# New space marine color scheme



## Arcticor (Mar 19, 2011)

Hello everyone. I am creating a new blood angels successor chapter. I'm thinking something along the lines of Knights of the Silver Flame, as they will have silver flame painted on the black shoulder. I'm having issues deciding the color of the eyes. As of now they're regal blue. Any thoughts? This is what I have so far:










Tell me what you think. Again, silver fire on the black shoulderpad. And if I can find a knightly crest or shield and sword or something, ill put it on the red shoulderpad in black as their chapter symbol.

Thanks in advance
-Arcticor.


----------



## OIIIIIIO (Dec 16, 2009)

I think that you should make the eyes the same colour as the red on the shoulder pad.


----------



## Arcticor (Mar 19, 2011)

Hows this?









Also, the picture doesnt show purity seals or weapons. What are your thoughts on those? I am thinking regal blue for the wax on the seals, and maybe follow the scheme for the shoulders? so things held in the right hand are red and things held in the left hand are black? just a thought.


----------



## DeathKlokk (Jun 9, 2008)

Be prepared to field a lot of "why do those Grey Knights have bolters?" questions.

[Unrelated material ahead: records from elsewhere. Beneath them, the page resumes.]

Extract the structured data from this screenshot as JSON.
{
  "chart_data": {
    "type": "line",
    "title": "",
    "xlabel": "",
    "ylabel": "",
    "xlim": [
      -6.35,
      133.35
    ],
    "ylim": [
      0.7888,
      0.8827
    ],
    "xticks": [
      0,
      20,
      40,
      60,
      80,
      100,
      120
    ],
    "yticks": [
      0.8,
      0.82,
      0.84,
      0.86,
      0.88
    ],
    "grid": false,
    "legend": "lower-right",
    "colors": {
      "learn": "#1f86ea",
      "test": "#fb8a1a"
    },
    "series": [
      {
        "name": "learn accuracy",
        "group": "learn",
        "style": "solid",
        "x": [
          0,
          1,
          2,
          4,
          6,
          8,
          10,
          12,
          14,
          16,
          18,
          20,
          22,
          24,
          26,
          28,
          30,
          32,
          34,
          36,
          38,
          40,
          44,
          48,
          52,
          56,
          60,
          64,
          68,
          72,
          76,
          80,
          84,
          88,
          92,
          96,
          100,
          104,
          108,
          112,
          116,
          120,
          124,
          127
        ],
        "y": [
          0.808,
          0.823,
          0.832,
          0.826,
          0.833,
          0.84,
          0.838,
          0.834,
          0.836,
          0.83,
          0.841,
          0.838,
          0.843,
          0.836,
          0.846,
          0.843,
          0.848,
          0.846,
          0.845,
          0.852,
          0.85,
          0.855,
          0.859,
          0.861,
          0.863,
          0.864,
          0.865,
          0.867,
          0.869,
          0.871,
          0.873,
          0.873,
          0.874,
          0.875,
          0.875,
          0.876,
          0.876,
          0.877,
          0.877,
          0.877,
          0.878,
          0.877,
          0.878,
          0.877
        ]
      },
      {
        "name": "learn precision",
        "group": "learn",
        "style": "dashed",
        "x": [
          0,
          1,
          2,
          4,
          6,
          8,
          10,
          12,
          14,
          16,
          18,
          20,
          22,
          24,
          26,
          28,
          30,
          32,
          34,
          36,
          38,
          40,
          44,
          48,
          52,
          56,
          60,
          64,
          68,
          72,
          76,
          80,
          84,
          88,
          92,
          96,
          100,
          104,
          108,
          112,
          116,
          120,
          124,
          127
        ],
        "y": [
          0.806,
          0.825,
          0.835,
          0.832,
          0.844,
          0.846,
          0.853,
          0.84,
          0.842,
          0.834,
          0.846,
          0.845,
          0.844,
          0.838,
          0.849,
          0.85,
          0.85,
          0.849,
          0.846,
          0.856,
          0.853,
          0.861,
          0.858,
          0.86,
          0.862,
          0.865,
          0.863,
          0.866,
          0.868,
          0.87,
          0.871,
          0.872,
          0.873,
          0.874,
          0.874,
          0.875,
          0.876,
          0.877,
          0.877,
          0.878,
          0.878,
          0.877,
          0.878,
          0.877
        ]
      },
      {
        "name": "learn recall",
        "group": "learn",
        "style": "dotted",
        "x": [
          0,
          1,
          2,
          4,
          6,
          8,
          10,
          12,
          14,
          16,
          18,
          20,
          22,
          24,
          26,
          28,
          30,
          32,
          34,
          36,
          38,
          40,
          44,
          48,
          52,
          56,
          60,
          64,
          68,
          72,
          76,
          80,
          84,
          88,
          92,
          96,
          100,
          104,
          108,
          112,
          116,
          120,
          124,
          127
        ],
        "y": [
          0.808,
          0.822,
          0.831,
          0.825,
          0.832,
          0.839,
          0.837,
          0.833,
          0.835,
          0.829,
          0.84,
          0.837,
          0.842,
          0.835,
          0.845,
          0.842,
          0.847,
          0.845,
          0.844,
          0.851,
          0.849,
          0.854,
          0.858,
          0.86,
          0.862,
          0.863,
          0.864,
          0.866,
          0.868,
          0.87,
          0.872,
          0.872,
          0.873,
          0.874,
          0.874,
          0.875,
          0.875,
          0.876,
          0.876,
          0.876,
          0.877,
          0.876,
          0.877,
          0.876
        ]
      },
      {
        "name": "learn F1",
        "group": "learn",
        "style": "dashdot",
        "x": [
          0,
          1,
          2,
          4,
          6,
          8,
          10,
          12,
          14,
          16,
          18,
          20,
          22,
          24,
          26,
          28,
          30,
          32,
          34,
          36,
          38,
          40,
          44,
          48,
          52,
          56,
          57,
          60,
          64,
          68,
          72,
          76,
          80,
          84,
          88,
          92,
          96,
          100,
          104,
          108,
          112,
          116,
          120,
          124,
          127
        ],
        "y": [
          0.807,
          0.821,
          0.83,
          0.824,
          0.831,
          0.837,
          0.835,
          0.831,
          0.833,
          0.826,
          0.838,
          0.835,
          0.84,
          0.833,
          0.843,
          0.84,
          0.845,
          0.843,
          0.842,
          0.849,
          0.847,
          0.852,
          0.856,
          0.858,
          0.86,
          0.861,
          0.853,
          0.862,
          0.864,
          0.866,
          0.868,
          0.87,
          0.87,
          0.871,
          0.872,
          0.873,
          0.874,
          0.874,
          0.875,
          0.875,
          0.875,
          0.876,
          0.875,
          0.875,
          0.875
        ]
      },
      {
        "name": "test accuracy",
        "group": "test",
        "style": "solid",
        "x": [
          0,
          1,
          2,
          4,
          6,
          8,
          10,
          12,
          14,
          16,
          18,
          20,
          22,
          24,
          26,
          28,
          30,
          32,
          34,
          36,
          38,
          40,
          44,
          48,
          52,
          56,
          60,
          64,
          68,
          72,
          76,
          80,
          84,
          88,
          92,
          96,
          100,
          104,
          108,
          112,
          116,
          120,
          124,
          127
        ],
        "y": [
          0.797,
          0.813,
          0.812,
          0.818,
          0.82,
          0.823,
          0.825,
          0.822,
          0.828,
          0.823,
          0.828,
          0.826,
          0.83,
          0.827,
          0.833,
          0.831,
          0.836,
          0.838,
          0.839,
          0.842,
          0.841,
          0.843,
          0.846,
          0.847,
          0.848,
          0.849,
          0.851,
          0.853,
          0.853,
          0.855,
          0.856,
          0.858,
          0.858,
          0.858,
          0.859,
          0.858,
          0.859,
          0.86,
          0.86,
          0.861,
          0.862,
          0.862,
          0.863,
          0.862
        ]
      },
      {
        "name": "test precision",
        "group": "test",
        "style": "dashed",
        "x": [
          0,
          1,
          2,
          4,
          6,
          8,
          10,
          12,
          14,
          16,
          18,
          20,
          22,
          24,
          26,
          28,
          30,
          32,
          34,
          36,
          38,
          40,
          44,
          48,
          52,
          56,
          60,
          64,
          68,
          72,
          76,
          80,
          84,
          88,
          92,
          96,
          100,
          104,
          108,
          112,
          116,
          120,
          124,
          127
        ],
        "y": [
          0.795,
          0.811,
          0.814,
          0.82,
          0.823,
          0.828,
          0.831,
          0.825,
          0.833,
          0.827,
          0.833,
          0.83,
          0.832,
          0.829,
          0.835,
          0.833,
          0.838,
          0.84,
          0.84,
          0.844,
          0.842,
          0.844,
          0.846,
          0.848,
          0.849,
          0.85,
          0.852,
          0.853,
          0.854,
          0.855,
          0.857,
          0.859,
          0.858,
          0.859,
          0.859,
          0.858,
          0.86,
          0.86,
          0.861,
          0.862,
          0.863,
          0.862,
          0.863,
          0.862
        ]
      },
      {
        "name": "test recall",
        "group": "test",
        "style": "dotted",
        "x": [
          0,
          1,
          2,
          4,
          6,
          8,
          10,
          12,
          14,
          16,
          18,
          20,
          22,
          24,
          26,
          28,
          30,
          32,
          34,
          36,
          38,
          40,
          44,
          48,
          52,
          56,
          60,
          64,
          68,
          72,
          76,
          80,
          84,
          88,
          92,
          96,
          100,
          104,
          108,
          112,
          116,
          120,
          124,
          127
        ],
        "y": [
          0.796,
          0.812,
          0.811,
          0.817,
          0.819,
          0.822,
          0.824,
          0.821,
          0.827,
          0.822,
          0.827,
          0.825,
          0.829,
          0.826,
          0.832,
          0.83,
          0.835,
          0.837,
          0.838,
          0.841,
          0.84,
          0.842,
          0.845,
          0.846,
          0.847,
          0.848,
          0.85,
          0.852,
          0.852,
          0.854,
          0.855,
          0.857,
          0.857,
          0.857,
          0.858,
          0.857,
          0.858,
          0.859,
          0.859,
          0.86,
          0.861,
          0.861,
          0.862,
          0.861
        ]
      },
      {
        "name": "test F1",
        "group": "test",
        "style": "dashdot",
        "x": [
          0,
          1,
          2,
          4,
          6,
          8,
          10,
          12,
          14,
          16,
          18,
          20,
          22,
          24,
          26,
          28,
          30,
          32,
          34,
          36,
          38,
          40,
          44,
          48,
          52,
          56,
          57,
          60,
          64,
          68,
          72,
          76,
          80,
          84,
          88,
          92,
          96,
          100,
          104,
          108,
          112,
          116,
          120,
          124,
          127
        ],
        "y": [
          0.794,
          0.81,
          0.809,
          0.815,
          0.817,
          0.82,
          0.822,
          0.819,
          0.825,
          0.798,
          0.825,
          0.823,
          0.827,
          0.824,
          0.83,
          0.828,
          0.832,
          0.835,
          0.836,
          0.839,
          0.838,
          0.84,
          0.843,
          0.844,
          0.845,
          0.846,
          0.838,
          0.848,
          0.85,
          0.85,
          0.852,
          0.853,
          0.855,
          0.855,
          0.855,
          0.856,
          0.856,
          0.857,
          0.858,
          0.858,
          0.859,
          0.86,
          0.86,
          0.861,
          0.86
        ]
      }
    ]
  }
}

They'd look cool though. :victory:


----------



## OIIIIIIO (Dec 16, 2009)

Blue or Purple on the wax would look nice I think, as well as add a spot of colour. The red on the weapons would be nice as well ... something like what I have done on the Reclusiarch that I painted last year. I put the red on just the side casing as you can see. Looks nice if done proper.










Without the clearcoat.


----------



## Arcticor (Mar 19, 2011)

Thanks for the comments guys. Ill go with dark purple purity seals, I think that will look nice. One question though for the weapons some space marines hold their chainswords in their left hand and other hold them in their right hand. Should i make the casing on the weapons hand specific (chainsword in right hand is red, in left is black) or weapon specific? As of now I am soaking a tac marine in some paint stripper and ill paint him up and show you guys what he would look like, if you want.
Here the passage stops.